Budget 2022 adds detail to the investment tax credit for carbon capture, utilization, and storage proposed in the previous budget. Credit rates are set at 60 per cent for investment in equipment to capture carbon dioxide (CO2) via direct air capture and 50 per cent for capture by other methods. The rate is only 37.5 per cent for investment in the transportation, storage, and use of CO2. Total cost is expected to be $2.6-billion over five years. While focusing on CO2 removal supports emissions reduction policies, the problem remains: what is to be done with all the carbon dioxide that is captured? Does government policy adequately address this?
Current processes to store carbon
The options at present are recycling the captured CO2 or storing it underground. The world currently uses about 230 megatonnes (Mt) of CO2 annually in industrial processes, about half of which is used in the fertilizer industry and a third for enhanced oil recovery (EOR) in the oil and gas sector. Much of the carbon dioxide used in EOR is, however, taken from naturally occurring underground deposits, not derived from industrial capture. Enhanced oil recovery requires the injection of pressurized CO2 into oil and gas reservoirs where it increases oil recovery. The process, therefore, both relies on carbon dioxide that is already naturally sequestered, and encourages continued fossil fuel production—and hence continued high greenhouse gas emissions.

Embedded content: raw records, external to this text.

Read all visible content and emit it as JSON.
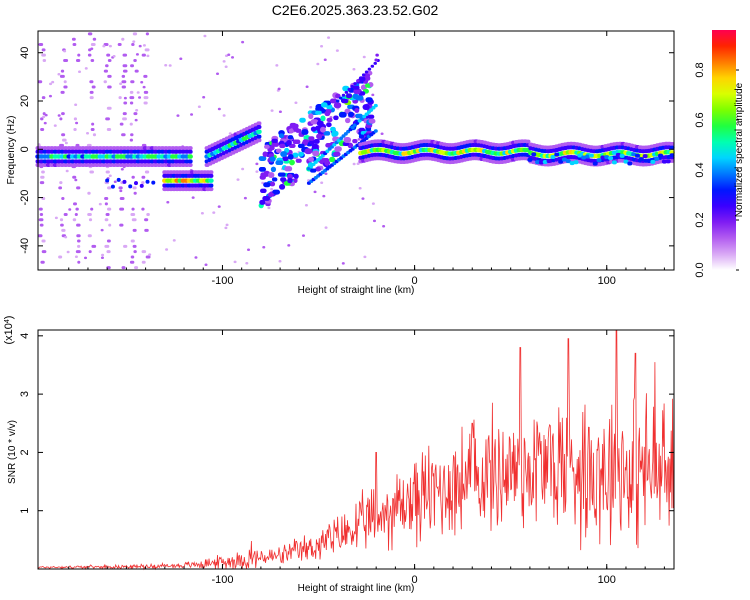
{
  "title": "C2E6.2025.363.23.52.G02",
  "colorbar": {
    "label": "Normalized spectral amplitude",
    "ticks": [
      "0.0",
      "0.2",
      "0.4",
      "0.6",
      "0.8"
    ],
    "tick_values": [
      0.0,
      0.2,
      0.4,
      0.6,
      0.8
    ],
    "range": [
      0.0,
      0.96
    ],
    "colors": [
      "#ffffff",
      "#d9a8f5",
      "#b25cf0",
      "#7f1cf3",
      "#3a00ff",
      "#0017ff",
      "#0077ff",
      "#00d4ff",
      "#00ffb0",
      "#20ff40",
      "#7cff00",
      "#d8ff00",
      "#ffd400",
      "#ff7a00",
      "#ff2400",
      "#ff0050"
    ]
  },
  "chart_data": [
    {
      "type": "heatmap",
      "name": "spectrogram",
      "xlabel": "Height of straight line (km)",
      "ylabel": "Frequency (Hz)",
      "xlim": [
        -196,
        135
      ],
      "ylim": [
        -50,
        49
      ],
      "xticks": [
        -100,
        0,
        100
      ],
      "yticks": [
        -40,
        -20,
        0,
        20,
        40
      ],
      "features": [
        {
          "x_range": [
            -196,
            -115
          ],
          "freq": -3,
          "intensity": 0.55
        },
        {
          "x_range": [
            -130,
            -105
          ],
          "freq": -13,
          "intensity": 0.8
        },
        {
          "x_range": [
            -108,
            -80
          ],
          "freq_range": [
            -3,
            8
          ],
          "intensity": 0.6
        },
        {
          "x_range": [
            -80,
            -20
          ],
          "freq_range": [
            -20,
            30
          ],
          "intensity": 0.4
        },
        {
          "x_range": [
            -25,
            135
          ],
          "freq": -1,
          "intensity": 0.75
        }
      ]
    },
    {
      "type": "line",
      "name": "snr",
      "xlabel": "Height of straight line (km)",
      "ylabel": "SNR (10 * v/v)",
      "yscale_note": "(x10^4)",
      "xlim": [
        -196,
        135
      ],
      "ylim": [
        0,
        4.1
      ],
      "xticks": [
        -100,
        0,
        100
      ],
      "yticks": [
        1,
        2,
        3,
        4
      ],
      "color": "#f03030",
      "envelope": {
        "x": [
          -196,
          -150,
          -120,
          -100,
          -85,
          -70,
          -55,
          -40,
          -25,
          -10,
          0,
          20,
          40,
          60,
          80,
          100,
          120,
          135
        ],
        "mean": [
          0.03,
          0.04,
          0.06,
          0.12,
          0.18,
          0.22,
          0.35,
          0.55,
          0.8,
          1.05,
          1.2,
          1.45,
          1.65,
          1.75,
          1.8,
          1.75,
          1.7,
          1.6
        ],
        "spread": [
          0.02,
          0.03,
          0.05,
          0.12,
          0.18,
          0.15,
          0.25,
          0.35,
          0.5,
          0.65,
          0.75,
          0.9,
          1.0,
          1.1,
          1.2,
          1.3,
          1.25,
          1.2
        ],
        "peaks": [
          [
            -85,
            0.48
          ],
          [
            -20,
            2.0
          ],
          [
            30,
            2.5
          ],
          [
            55,
            3.8
          ],
          [
            80,
            3.95
          ],
          [
            105,
            4.1
          ],
          [
            115,
            3.7
          ],
          [
            125,
            3.55
          ]
        ]
      }
    }
  ]
}
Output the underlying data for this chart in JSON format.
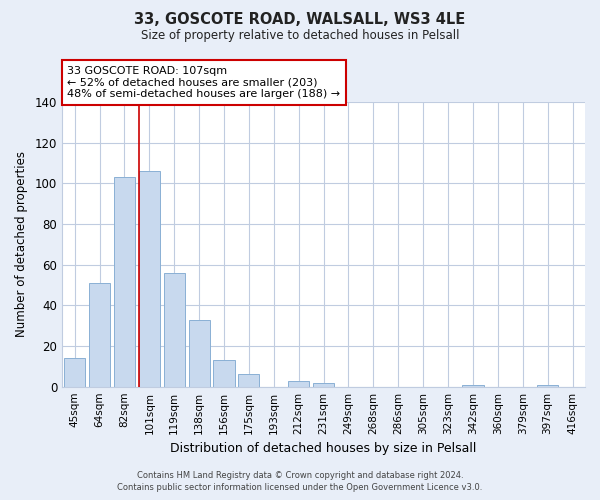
{
  "title": "33, GOSCOTE ROAD, WALSALL, WS3 4LE",
  "subtitle": "Size of property relative to detached houses in Pelsall",
  "xlabel": "Distribution of detached houses by size in Pelsall",
  "ylabel": "Number of detached properties",
  "categories": [
    "45sqm",
    "64sqm",
    "82sqm",
    "101sqm",
    "119sqm",
    "138sqm",
    "156sqm",
    "175sqm",
    "193sqm",
    "212sqm",
    "231sqm",
    "249sqm",
    "268sqm",
    "286sqm",
    "305sqm",
    "323sqm",
    "342sqm",
    "360sqm",
    "379sqm",
    "397sqm",
    "416sqm"
  ],
  "values": [
    14,
    51,
    103,
    106,
    56,
    33,
    13,
    6,
    0,
    3,
    2,
    0,
    0,
    0,
    0,
    0,
    1,
    0,
    0,
    1,
    0
  ],
  "bar_color": "#c8d9ee",
  "bar_edge_color": "#8ab0d4",
  "reference_line_color": "#cc0000",
  "annotation_box_text": "33 GOSCOTE ROAD: 107sqm\n← 52% of detached houses are smaller (203)\n48% of semi-detached houses are larger (188) →",
  "ylim": [
    0,
    140
  ],
  "yticks": [
    0,
    20,
    40,
    60,
    80,
    100,
    120,
    140
  ],
  "footer_line1": "Contains HM Land Registry data © Crown copyright and database right 2024.",
  "footer_line2": "Contains public sector information licensed under the Open Government Licence v3.0.",
  "bg_color": "#e8eef8",
  "plot_bg_color": "#e8eef8",
  "grid_color": "#c0cce0",
  "inner_plot_bg": "#ffffff"
}
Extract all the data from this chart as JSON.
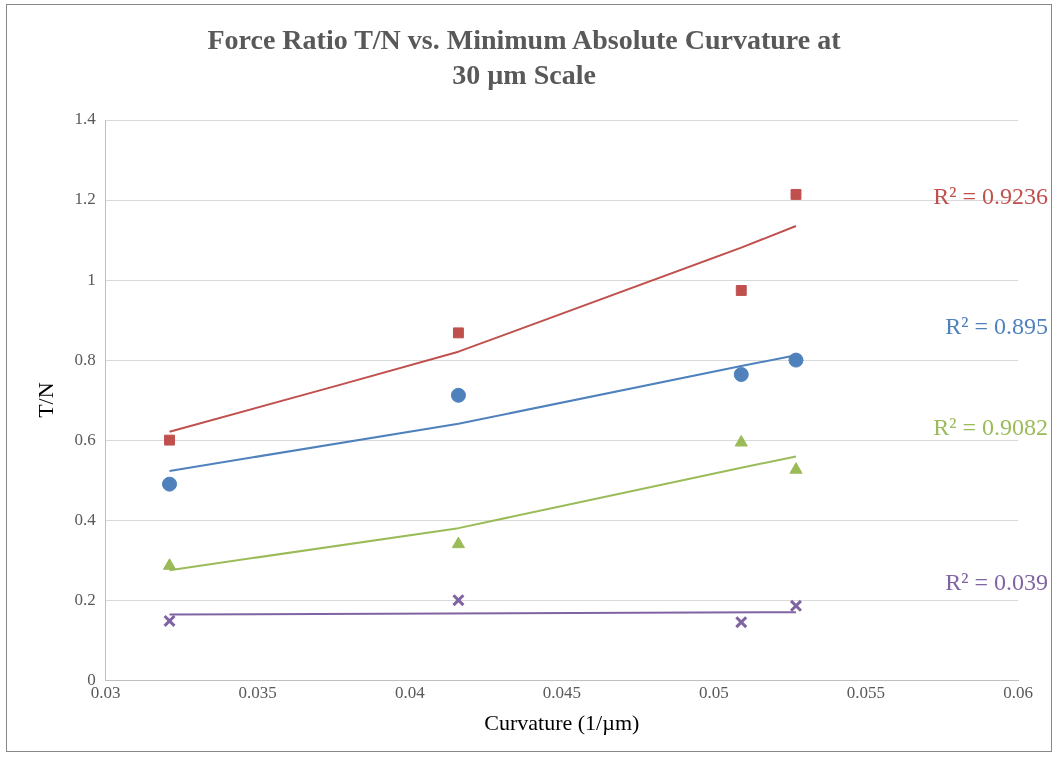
{
  "chart_data": {
    "type": "scatter",
    "title": "Force Ratio T/N vs. Minimum Absolute Curvature at 30 µm Scale",
    "xlabel": "Curvature (1/µm)",
    "ylabel": "T/N",
    "xlim": [
      0.03,
      0.06
    ],
    "xticks": [
      0.03,
      0.035,
      0.04,
      0.045,
      0.05,
      0.055,
      0.06
    ],
    "ylim": [
      0,
      1.4
    ],
    "yticks": [
      0,
      0.2,
      0.4,
      0.6,
      0.8,
      1,
      1.2,
      1.4
    ],
    "grid": "y",
    "legend": false,
    "x": [
      0.0321,
      0.0416,
      0.0509,
      0.0527
    ],
    "series": [
      {
        "color": "#c0504d",
        "marker": "square",
        "values": [
          0.6,
          0.868,
          0.974,
          1.214
        ]
      },
      {
        "color": "#4f81bd",
        "marker": "circle",
        "values": [
          0.49,
          0.712,
          0.764,
          0.8
        ]
      },
      {
        "color": "#9bbb59",
        "marker": "triangle",
        "values": [
          0.286,
          0.34,
          0.594,
          0.526
        ]
      },
      {
        "color": "#8064a2",
        "marker": "cross",
        "values": [
          0.148,
          0.2,
          0.145,
          0.186
        ]
      },
      {
        "type": "line",
        "color": "#c0504d",
        "marker": "none",
        "x": [
          0.0321,
          0.0377,
          0.0416,
          0.0509,
          0.0527
        ],
        "values": [
          0.621,
          0.738,
          0.821,
          1.081,
          1.135
        ]
      },
      {
        "type": "line",
        "color": "#4f81bd",
        "marker": "none",
        "x": [
          0.0321,
          0.0416,
          0.0509,
          0.0527
        ],
        "values": [
          0.523,
          0.641,
          0.785,
          0.812
        ]
      },
      {
        "type": "line",
        "color": "#9bbb59",
        "marker": "none",
        "x": [
          0.0321,
          0.0416,
          0.0509,
          0.0527
        ],
        "values": [
          0.275,
          0.38,
          0.531,
          0.559
        ]
      },
      {
        "type": "line",
        "color": "#8064a2",
        "marker": "none",
        "x": [
          0.0321,
          0.0527
        ],
        "values": [
          0.164,
          0.17
        ]
      }
    ],
    "annotations": [
      "R² = 0.9236",
      "R² = 0.895",
      "R² = 0.9082",
      "R² = 0.039"
    ]
  }
}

Other potential uses of captured CO2 are under development, including in the conversion of hydrogen to synthetic hydrocarbon fuel, and as a replacement for water in curing concrete. The Centre on Global Policy at New York’s Columbia University analyzed 19 recycling pathways which, when using low-carbon electricity, have the combined potential to abate 6,800 Mt of CO2 annually. However, the investment needed to achieve this is huge. Greater prioritization and a higher tax incentive for carbon utilization as well as capture would indicate the Canadian government’s commitment to carbon dioxide recycling.
Given the low technology readiness for carbon utilization and limited policy support, Canada will have to rely on underground carbon storage. CO2 can be injected in its supercritical fluid form into disused oil and gas fields, and on- and offshore saline formations.
Issues with carbon sequestration
Despite what we might like to believe, carbon sequestration is not a straightforward alternative. Firstly, there is the issue of scale. Globally, the amount of carbon dioxide to be stored could approximate 10,000 Mt annually by 2030, potentially double that by 2100, assuming a policy to keep global warming to within 1.5° C. The CO2 Storage Resource Catalogue classifies less than 0.002 per cent—a mere 211 Mt out of almost 14 Gt capacity across 30 countries—as commercially available. Canada is one of only four countries with operational projects, but has sequestered just five Mt of CO2. The country’s commercial capacity is currently only 56 Mt, sufficient for less than four years given Canada’s storage target of 15 Mt of CO2 per year by 2030. Canada has 44,000 Mt of capacity that is currently inaccessible—due to its being used for hydrocarbon production. A further 360,000 Mt requires evaluation. Whether carbon sequestration is Canada’s policy of choice or of necessity, more capacity needs to be proved up, and urgently.
A second issue is technology readiness. Carbon dioxide has to be stored at least 800 metres below ground to ensure that compression is maintained and to maximize storage capacity. Although the technology is considered mature, there are few examples of its application.
Thirdly, there are safety concerns. As long as underground temperature and pressure are maintained, CO2 will remain stable and confined. However, ongoing drilling campaigns can create channels for potential carbon dioxide leakage that may compromise the security of a site.
Potential storage sites need also to be assessed with respect to environmental impact as well as technical suitability. As demand for carbon storage increases, potentially less suitable and more environmentally sensitive sites may be selected. Storage at depths less than 800 metres may be technically feasible, but in shallow reservoirs CO2 is in its gaseous phase and there is greater risk of leakage. Another new technology, injection of CO2 into basalts, an igneous rock that underlies much of northern Canada, could see carbon storage becoming more widely distributed.
Future risks to store carbon
Proving up underground storage reservoirs and advancing technology readiness will not keep pace with the amount of CO2 needing to be captured. As the pressure for carbon storage increases, there is a risk of less rigorous assessment, stewardship, and monitoring of these facilities and of more widespread contamination of groundwater and soil, impacting plant and animal life, and of carbon dioxide leaking back into the air. In the meantime, we bury such problems along with the CO2 and continue to produce more fossil fuels.